Justice Stephen Breyer, who authored the dissent, took the unusual step of reading it aloud from the bench so as to underscore the seriousness of the issues involved. “In deciphering the intent of the Congress that wrote this statute,” he said, “we must decide—in the face of what is, at worst, linguistic ambiguity—whether Congress intended that persons who have long since paid their debt to society would be deprived of their liberty for months or years without the possibility of bail.

“We cannot decide that question without bearing in mind basic American legal values: the Government’s duty not to deprive any ‘person’ of ‘liberty’ without ‘due process of law.’”

Breyer was joined in dissent by the three other Democratic-appointed justices—Ruth Bader Ginsburg, Sonia Sotomayor and Elena Kagan.

Strict enforcement of the court’s ruling will spur a dramatic growth of the already expansive network of immigrant detention centers, as thousands more are arrested. This will only add to the backlog of immigration cases, resulting in an increase in the amount of time it takes for a case to reach its conclusion.

“The greater importance of the case,” Breyer noted in his dissent, “lies in the power that the majority’s interpretation grants the government. It is a power to detain persons who committed a minor crime many years before. And it is a power to hold those persons, perhaps for many months, without an opportunity to obtain bail.”

“Under the government’s view,” Breyer added, “the aliens subject to detention without a bail hearing may have been released from criminal custody years earlier, and may have established families and put down roots in a community.”

The use of the 1996 law to impose this regime of legal terror on immigrants underscores the bipartisan character of the assault on the rights of immigrants and democratic rights more generally. President Bill Clinton signed into law the sweeping Illegal Immigration Reform and Immigrant Responsibility Act, which expedited deportation proceedings for those convicted of certain crimes and authorized the construction of barriers and fencing along the US-Mexico border.

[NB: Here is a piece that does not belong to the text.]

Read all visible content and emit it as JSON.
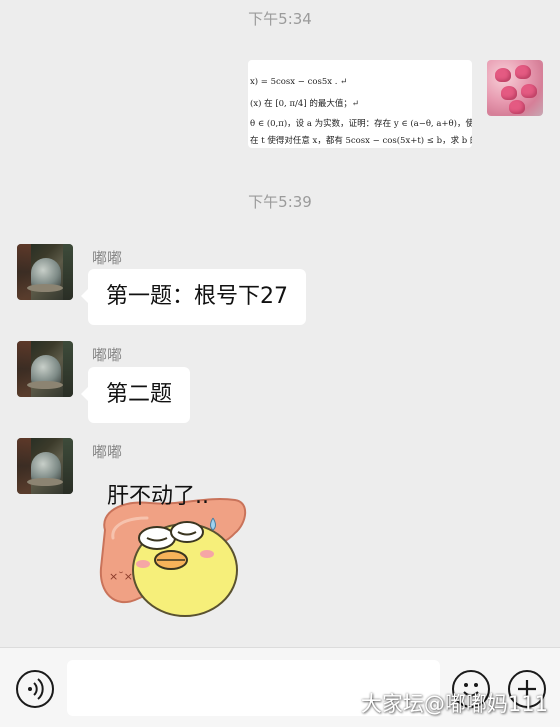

Republican President George W. Bush transformed the Immigration and Naturalization Service into ICE and Customs and Border Protection (CBP) when the immigration and border control system was brought under the umbrella of the newly formed Department of Homeland Security in 2003. Under Democratic President Barack Obama, approximately 3 million people were deported from the US, more than in any previous administration.

Trump, who ran on an openly chauvinist and anti-immigrant platform, has dramatically escalated the war on immigrants, whose central purpose is to divide the working class and establish a police state framework for attacking the working class as whole. Without any significant protest from the Democrats or the media, and in violation of international law, the administration has eliminated the right of workers to come into the US and apply for asylum. The Democrats have done nothing to mobilize popular opposition to Trump’s decision to declare a national emergency in order to build a wall on the US-Mexico border.

The Supreme Court’s decision in Nielsen v. Preap marks yet another step in the dangerous expansion of the police powers of the state, which can and will be turned against the entire working class, not just immigrants. With each new law, court decision and executive order, the US immigration system increasingly takes on the character of an all-embracing gulag, where potentially millions are stripped of all democratic rights.